For myself, if I really needed the 8 monitors, matching video cards, and I was looking for the 1155 socket, I would probably spend the extra $150 to $200 go for the ASUS Maximus IV Extreme-R3 LGA 1155 P67 eATX . One thing I can say... with the ability to support 8 monitors the budget has to be slightly expanded. Only question is, on any motherboard, making sure the video cards you are interseted in fit side by side in those PCI Express 2.0 x16 slots taking in the size of the heatsinks and fans on some cards. http://www.microcenter.com/single_product_results.phtml?product_id=0358024 With all this said and done... Scat might be able to get two really nice deals on 2 machines for the same price or less.
There are a couple of possible (need to trial-and-error) alternatives if you don't want an expensive motherboard (for >3 PCIe X16 slots) or an expensive quad/octo video card. 1. Mixing PCI and PCIe X16 video cards.

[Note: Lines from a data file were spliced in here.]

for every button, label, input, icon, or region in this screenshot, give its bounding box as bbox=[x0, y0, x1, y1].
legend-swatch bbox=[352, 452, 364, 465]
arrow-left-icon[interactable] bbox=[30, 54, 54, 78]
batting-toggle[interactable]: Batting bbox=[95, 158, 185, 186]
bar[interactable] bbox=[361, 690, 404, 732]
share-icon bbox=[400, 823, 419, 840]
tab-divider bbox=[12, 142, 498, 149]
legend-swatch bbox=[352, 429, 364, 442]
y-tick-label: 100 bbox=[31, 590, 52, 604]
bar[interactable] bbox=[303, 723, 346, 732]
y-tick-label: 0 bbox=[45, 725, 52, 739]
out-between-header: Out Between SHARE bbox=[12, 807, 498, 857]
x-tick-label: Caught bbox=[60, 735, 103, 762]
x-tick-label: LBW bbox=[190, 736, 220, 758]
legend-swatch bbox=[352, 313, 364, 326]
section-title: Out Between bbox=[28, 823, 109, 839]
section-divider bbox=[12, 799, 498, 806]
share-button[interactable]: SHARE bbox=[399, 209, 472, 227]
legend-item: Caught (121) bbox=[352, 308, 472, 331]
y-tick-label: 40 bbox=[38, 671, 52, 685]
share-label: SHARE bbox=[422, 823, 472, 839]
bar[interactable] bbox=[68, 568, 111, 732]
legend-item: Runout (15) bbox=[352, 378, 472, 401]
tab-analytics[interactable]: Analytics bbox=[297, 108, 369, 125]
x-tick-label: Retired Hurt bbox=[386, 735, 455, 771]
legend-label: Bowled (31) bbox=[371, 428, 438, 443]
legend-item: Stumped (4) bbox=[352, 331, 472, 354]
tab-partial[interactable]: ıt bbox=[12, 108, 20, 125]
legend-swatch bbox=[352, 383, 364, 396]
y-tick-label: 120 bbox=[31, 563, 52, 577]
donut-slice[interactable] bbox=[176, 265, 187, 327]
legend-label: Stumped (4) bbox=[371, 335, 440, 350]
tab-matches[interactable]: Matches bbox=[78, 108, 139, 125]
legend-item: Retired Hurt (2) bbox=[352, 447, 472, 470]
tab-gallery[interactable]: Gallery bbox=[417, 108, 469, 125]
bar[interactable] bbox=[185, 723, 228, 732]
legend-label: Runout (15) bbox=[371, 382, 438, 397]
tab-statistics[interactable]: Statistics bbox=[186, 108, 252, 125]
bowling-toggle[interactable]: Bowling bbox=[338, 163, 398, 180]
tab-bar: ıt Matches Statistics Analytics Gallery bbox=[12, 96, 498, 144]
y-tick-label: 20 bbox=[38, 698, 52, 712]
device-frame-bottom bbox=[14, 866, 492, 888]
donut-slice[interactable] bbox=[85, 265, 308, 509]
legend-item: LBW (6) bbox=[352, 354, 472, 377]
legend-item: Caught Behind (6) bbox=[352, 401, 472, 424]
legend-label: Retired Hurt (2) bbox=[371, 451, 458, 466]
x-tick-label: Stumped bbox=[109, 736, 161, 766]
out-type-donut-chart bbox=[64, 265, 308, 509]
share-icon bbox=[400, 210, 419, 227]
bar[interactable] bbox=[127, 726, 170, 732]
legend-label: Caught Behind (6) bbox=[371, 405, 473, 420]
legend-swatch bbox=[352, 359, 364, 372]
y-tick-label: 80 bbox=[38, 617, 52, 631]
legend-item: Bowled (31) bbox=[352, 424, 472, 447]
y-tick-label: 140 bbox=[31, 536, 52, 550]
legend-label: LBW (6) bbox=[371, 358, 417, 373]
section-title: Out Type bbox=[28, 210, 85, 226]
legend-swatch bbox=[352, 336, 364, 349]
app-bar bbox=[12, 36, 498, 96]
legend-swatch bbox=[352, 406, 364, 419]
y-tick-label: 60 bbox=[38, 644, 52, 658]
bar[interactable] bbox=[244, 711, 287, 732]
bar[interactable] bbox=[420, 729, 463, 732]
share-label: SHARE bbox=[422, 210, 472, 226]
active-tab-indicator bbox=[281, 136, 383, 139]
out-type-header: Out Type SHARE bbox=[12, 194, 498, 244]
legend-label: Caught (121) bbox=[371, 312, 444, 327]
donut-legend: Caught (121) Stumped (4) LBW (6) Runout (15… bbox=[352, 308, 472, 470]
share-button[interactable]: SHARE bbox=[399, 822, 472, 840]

It will work only if your video cards are compatible in that configuration. I did use that configuration (2 PCI and 1 PCIe X16) for a while. I think the video card was 5400 FX or something (Nvidia chip). But 5400 stopped working in Windows 7. Which was part of the reasons that I changed out all video cards as I built my new boxes. The best is if you find the video cards having the same model number but different bus options (PCI, PCIe X16). The likelihood having them work together is high. Unfortunately though, that you can no longer find new PCI based video cards. Only used ones on eBay or something. 2. Use PCIe X16 (3 slots, 3 dual cards) to drive 6 monitors and add on 2 USB-to-VGA (or DVI) adapters. This configuration works. I have no perceived slowness.

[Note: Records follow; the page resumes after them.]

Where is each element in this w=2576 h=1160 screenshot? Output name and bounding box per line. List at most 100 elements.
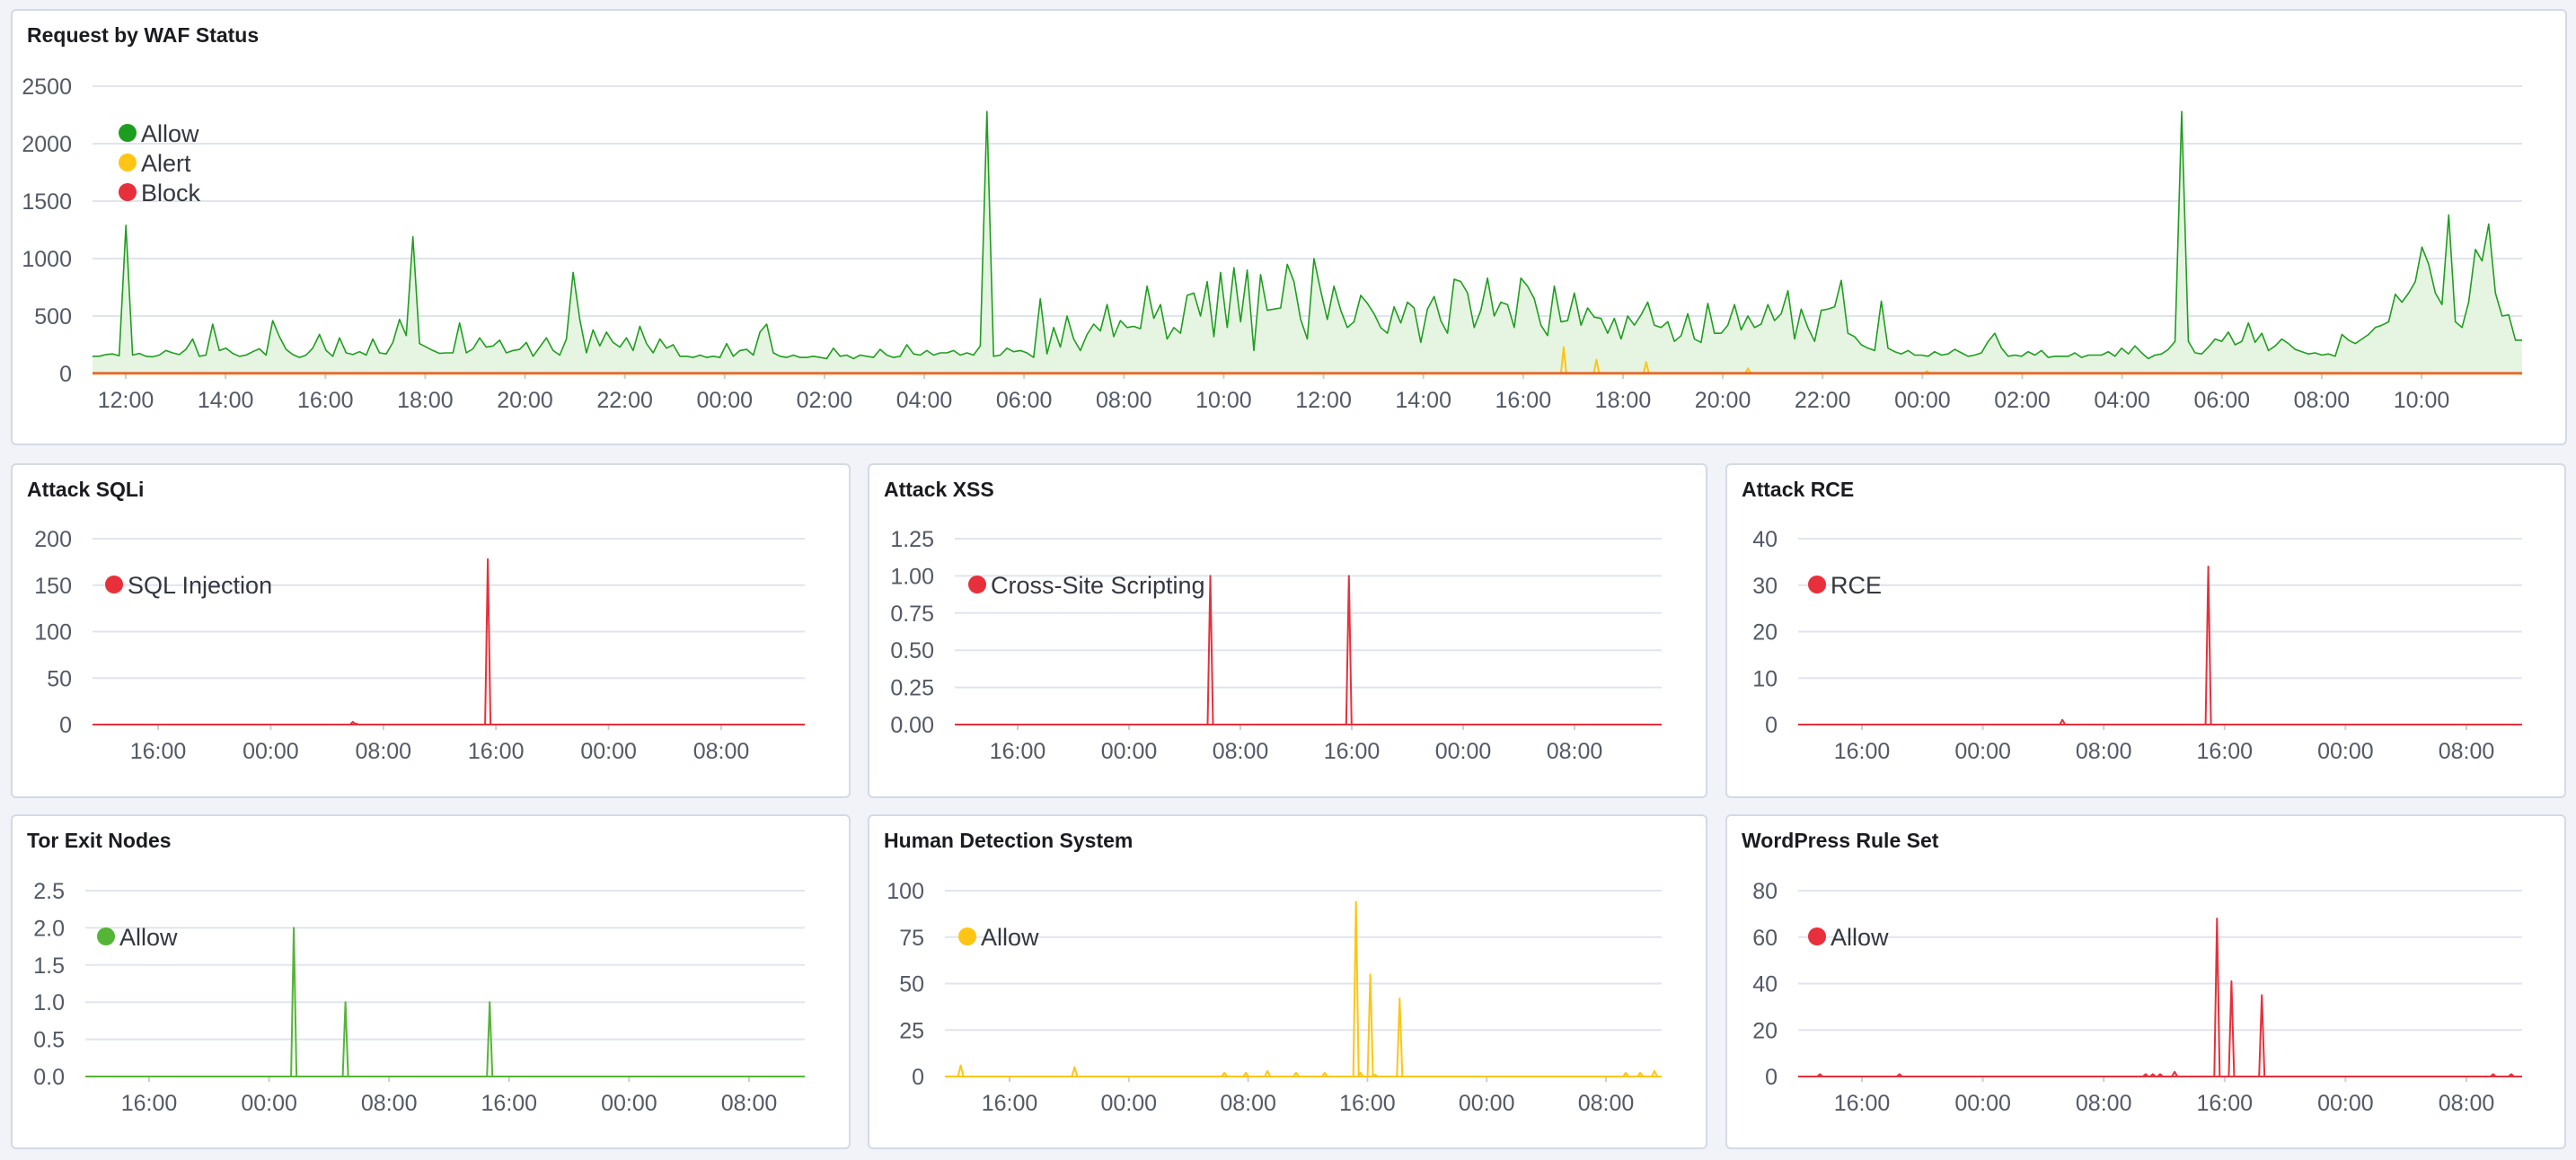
x-tick-label: 00:00	[601, 1091, 657, 1116]
chart-2: 0.00 0.25 0.50 0.75 1.00 1.25 16:00 00:00 08:00 1…	[890, 527, 1662, 764]
y-tick-label: 0.50	[890, 638, 934, 663]
x-tick-label: 20:00	[497, 388, 553, 413]
y-tick-label: 1.5	[33, 953, 65, 979]
legend-label: SQL Injection	[128, 572, 272, 599]
y-tick-label: 60	[1752, 926, 1778, 951]
chart-4: 0.0 0.5 1.0 1.5 2.0 2.5 16:00 00:00 08:00 16:00 00…	[33, 879, 805, 1116]
x-tick-label: 00:00	[1954, 1091, 2011, 1116]
x-tick-label: 22:00	[596, 388, 653, 413]
legend-label: Allow	[119, 924, 178, 951]
y-tick-label: 0	[59, 362, 72, 387]
x-tick-label: 08:00	[1578, 1091, 1635, 1116]
panel-title: Request by WAF Status	[27, 23, 260, 47]
x-tick-label: 16:00	[1834, 1091, 1891, 1116]
series-line-allow	[85, 927, 805, 1077]
x-tick-label: 16:00	[468, 739, 525, 764]
chart-3: 0 10 20 30 40 16:00 00:00 08:00 16:00 00:00 08:00 R…	[1752, 527, 2522, 764]
x-tick-label: 16:00	[2197, 1091, 2254, 1116]
y-tick-label: 1.00	[890, 564, 934, 589]
x-tick-label: 08:00	[2439, 1091, 2495, 1116]
x-tick-label: 10:00	[1195, 388, 1252, 413]
y-tick-label: 80	[1752, 879, 1778, 904]
y-tick-label: 75	[899, 926, 924, 951]
x-tick-label: 08:00	[2076, 739, 2132, 764]
legend-label: Block	[141, 180, 201, 207]
panel-human-detection-system: Human Detection System	[868, 814, 1707, 1149]
x-tick-label: 16:00	[990, 739, 1046, 764]
y-tick-label: 0	[912, 1065, 924, 1090]
legend-dot	[968, 576, 986, 593]
x-tick-label: 08:00	[1096, 388, 1152, 413]
x-tick-label: 08:00	[361, 1091, 418, 1116]
x-tick-label: 08:00	[721, 1091, 778, 1116]
panel-title: Attack SQLi	[27, 478, 145, 501]
x-tick-label: 20:00	[1695, 388, 1751, 413]
y-tick-label: 0.75	[890, 602, 934, 627]
series-area-allow	[93, 111, 2522, 373]
x-tick-label: 16:00	[1339, 1091, 1396, 1116]
y-tick-label: 500	[34, 304, 72, 330]
chart-0: 0 500 1000 1500 2000 2500 12:00 14:00 16:00 18:00…	[22, 75, 2522, 413]
x-tick-label: 08:00	[1547, 739, 1603, 764]
y-tick-label: 0.0	[33, 1065, 65, 1090]
panel-tor-exit-nodes: Tor Exit Nodes	[11, 814, 851, 1149]
x-tick-label: 16:00	[1324, 739, 1381, 764]
x-tick-label: 00:00	[1101, 739, 1158, 764]
y-tick-label: 2.5	[33, 879, 65, 904]
legend-dot	[958, 927, 976, 945]
x-tick-label: 16:00	[481, 1091, 538, 1116]
x-tick-label: 08:00	[1220, 1091, 1276, 1116]
legend-label: Alert	[141, 150, 191, 177]
x-tick-label: 00:00	[243, 739, 299, 764]
x-tick-label: 00:00	[2317, 1091, 2374, 1116]
x-tick-label: 08:00	[2076, 1091, 2132, 1116]
y-tick-label: 100	[34, 620, 72, 646]
y-tick-label: 1.0	[33, 990, 65, 1015]
x-tick-label: 12:00	[98, 388, 154, 413]
series-line-allow	[93, 110, 2522, 360]
x-tick-label: 16:00	[1495, 388, 1552, 413]
y-tick-label: 40	[1752, 527, 1778, 552]
x-tick-label: 10:00	[2394, 388, 2450, 413]
y-tick-label: 150	[34, 574, 72, 599]
x-tick-label: 00:00	[1101, 1091, 1158, 1116]
legend-dot	[97, 927, 115, 945]
chart-1: 0 50 100 150 200 16:00 00:00 08:00 16:00 00:00 08:…	[34, 527, 805, 764]
x-tick-label: 18:00	[1595, 388, 1652, 413]
x-tick-label: 16:00	[982, 1091, 1038, 1116]
series-line-allow	[1798, 918, 2522, 1077]
x-tick-label: 08:00	[693, 739, 750, 764]
y-tick-label: 0.5	[33, 1028, 65, 1053]
x-tick-label: 14:00	[1395, 388, 1451, 413]
panel-title: WordPress Rule Set	[1742, 829, 1939, 852]
legend-dot	[1808, 576, 1826, 593]
series-line-allow	[945, 901, 1662, 1077]
x-tick-label: 08:00	[1213, 739, 1269, 764]
panel-title: Attack RCE	[1742, 478, 1855, 501]
chart-5: 0 25 50 75 100 16:00 00:00 08:00 16:00 00:00 08:00…	[887, 879, 1662, 1116]
y-tick-label: 100	[887, 879, 924, 904]
chart-6: 0 20 40 60 80 16:00 00:00 08:00 16:00 00:00 08:00 A…	[1752, 879, 2522, 1116]
x-tick-label: 04:00	[2094, 388, 2150, 413]
y-tick-label: 50	[47, 666, 72, 691]
legend-label: RCE	[1831, 572, 1882, 599]
x-tick-label: 00:00	[1435, 739, 1492, 764]
y-tick-label: 2500	[22, 75, 72, 100]
legend-dot	[105, 576, 123, 593]
x-tick-label: 16:00	[2197, 739, 2254, 764]
x-tick-label: 08:00	[2294, 388, 2351, 413]
y-tick-label: 0	[59, 713, 72, 738]
x-tick-label: 16:00	[121, 1091, 178, 1116]
x-tick-label: 16:00	[297, 388, 354, 413]
x-tick-label: 22:00	[1795, 388, 1851, 413]
x-tick-label: 06:00	[996, 388, 1053, 413]
x-tick-label: 12:00	[1295, 388, 1352, 413]
x-tick-label: 04:00	[896, 388, 953, 413]
x-tick-label: 08:00	[2439, 739, 2495, 764]
x-tick-label: 00:00	[1459, 1091, 1515, 1116]
y-tick-label: 20	[1752, 620, 1778, 646]
y-tick-label: 0.00	[890, 713, 934, 738]
y-tick-label: 25	[899, 1018, 924, 1043]
y-tick-label: 1500	[22, 189, 72, 215]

Power Supply Calculator Use this for your new build to include overclocking and everything you will install. Takes out the guesswork and get a decent estimate on your build ! http://www.extreme.outervision.com/psucalculatorlite.jsp
This looks to be a solution for an 8 monitor setup http://www.tigerdirect.com/applications/SearchTools/item-details.asp?EdpNo=6295372&CatId=3598 The prices keep adding up though for these two additional monitors though especially with the new mother board needed. And yes, Scat could buy two of the Dells for less, I agree.
For a multi-monitor system, you need to have proper proprieties.. #1. How many monitors to run (and allow for future expansion)? #2. Which video cards? x16s, only... or x16s + x1s. #3. Which mobo to accommodate those cards? #4. Which computer has the mobo you need? Unwise to "buy computer first"... then assume you can get all the monitors you want to run on it. You've wondered "whether a T3500 can run 8 monitors"? As you have a T3500, you can test it for yourself. (a) Run 2, quad cards, or (b) 2, x16 dualheads + 2, x1 dualheads... as you'd find in the Nvidia Quadro NVS 295s and 450s. Of course if you buy a couple of x1 cards for the test, you'll likely feel compelled to use them. If you want to run "dualheads on all x16s", then you can't use a Dell.

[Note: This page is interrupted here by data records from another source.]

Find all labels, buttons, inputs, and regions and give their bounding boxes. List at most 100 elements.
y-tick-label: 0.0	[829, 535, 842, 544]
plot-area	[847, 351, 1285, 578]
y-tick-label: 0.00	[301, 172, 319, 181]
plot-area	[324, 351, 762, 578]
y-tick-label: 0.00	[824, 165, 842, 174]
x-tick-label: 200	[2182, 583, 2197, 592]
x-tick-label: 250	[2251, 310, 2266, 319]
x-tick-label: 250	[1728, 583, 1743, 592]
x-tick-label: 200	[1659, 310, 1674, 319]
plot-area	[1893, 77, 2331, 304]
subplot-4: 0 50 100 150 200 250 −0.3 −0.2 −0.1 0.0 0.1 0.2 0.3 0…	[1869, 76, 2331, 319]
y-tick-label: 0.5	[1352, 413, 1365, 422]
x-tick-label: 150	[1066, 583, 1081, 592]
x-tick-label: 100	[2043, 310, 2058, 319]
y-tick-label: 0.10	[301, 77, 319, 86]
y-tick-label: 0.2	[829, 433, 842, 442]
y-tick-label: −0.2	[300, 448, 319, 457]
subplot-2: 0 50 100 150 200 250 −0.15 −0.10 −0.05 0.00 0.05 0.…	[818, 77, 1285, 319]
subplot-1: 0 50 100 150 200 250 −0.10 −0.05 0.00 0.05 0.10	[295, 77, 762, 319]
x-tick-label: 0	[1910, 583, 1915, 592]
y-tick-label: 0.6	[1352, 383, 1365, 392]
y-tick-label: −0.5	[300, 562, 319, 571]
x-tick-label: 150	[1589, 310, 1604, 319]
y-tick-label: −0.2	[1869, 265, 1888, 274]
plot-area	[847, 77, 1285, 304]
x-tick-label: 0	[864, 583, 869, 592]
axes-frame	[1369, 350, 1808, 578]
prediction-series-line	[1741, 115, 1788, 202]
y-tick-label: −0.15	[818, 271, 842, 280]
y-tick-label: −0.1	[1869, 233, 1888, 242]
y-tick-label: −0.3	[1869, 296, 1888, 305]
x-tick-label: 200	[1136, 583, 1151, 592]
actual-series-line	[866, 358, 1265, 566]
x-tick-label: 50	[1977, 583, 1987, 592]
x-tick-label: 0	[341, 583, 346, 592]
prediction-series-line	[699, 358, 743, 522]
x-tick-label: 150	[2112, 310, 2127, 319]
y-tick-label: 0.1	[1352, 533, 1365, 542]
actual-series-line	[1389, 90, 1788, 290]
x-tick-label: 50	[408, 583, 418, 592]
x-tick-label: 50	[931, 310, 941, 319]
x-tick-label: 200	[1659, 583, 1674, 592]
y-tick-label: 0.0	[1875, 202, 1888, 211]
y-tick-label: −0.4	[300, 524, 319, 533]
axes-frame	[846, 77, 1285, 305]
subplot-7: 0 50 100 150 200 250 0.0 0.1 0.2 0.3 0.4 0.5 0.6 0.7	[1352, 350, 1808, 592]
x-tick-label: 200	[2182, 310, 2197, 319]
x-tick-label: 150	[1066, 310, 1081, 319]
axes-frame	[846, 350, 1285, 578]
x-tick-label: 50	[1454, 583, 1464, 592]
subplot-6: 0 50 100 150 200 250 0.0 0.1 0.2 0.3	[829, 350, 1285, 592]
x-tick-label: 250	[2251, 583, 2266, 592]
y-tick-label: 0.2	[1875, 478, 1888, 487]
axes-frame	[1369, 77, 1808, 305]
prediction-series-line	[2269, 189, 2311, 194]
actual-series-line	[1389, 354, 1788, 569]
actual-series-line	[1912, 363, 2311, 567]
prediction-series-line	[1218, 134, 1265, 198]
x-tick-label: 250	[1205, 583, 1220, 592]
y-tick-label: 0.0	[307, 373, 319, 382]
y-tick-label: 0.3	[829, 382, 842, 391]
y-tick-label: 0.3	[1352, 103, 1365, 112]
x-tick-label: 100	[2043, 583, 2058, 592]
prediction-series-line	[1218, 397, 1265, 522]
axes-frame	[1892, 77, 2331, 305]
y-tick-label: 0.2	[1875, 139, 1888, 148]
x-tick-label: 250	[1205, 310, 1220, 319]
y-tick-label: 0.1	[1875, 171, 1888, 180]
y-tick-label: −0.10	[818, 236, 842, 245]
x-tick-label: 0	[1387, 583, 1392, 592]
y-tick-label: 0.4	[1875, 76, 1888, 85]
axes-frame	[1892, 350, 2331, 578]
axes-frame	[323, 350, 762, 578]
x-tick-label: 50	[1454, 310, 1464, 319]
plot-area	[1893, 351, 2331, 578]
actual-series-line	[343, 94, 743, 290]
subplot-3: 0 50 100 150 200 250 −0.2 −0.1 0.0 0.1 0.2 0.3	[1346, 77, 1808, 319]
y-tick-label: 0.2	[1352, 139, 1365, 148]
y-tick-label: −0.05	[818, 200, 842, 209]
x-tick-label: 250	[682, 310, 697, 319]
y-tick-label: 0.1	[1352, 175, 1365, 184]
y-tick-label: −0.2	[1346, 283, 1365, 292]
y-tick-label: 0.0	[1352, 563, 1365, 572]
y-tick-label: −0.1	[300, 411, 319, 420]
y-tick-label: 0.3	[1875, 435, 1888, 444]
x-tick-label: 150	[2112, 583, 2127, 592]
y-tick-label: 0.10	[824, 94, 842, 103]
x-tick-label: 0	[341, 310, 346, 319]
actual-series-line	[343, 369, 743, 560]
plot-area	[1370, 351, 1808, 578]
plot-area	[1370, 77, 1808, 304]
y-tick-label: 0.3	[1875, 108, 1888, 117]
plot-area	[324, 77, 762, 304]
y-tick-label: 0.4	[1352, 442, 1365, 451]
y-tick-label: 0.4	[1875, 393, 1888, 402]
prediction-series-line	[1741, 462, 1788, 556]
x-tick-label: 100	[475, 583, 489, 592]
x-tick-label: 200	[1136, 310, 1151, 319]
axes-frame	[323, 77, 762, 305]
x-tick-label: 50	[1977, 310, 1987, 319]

There are advantages of having 2 boxes, and downsides. The advantage is to have 100% redundancy. If one box goes out, you can trade from the other box with 50% of normal utility. The downside is having to maintain two identical environments. That includes license fees for the trading apps on two computers instead of one, plus having to replicate your software/trading-setup changes every time you make some improvements.
Thanks. I'm a trader, not a computer hardware guru.:eek: I'm wondering if you, bolimomo, and Tikitrader will help me order the parts I need to build a rig AROUND this? http://www.microcenter.com/single_product_results.phtml?product_id=0293547 I need to run 8 22"s, and the i7-2600k is what I'm aiming at. I'd love to take pics of a build for my home system, and post them as well. Hope my Wife's camera has the clarity tiki has posted.
I think this is a bad approach. One should not start with a chassis and then order other parts to fit inside that chassis. I think one should start with: - The requirements, that determines what CPU chip, how many expansion slots needed. This is the key. - Then locate a motherboard that supports it, plus providing the other functions (such as how many USBs, network connection, audio, SATA interfaces, etc.) - Then determine the power supply needed - Then pick a chassis that conform with the motherboard's form factor - Then order the rest (e.g. hard drive (or SSD or both), DVD-RW or Blu-ray, video cards, keyboard/mouse, etc.)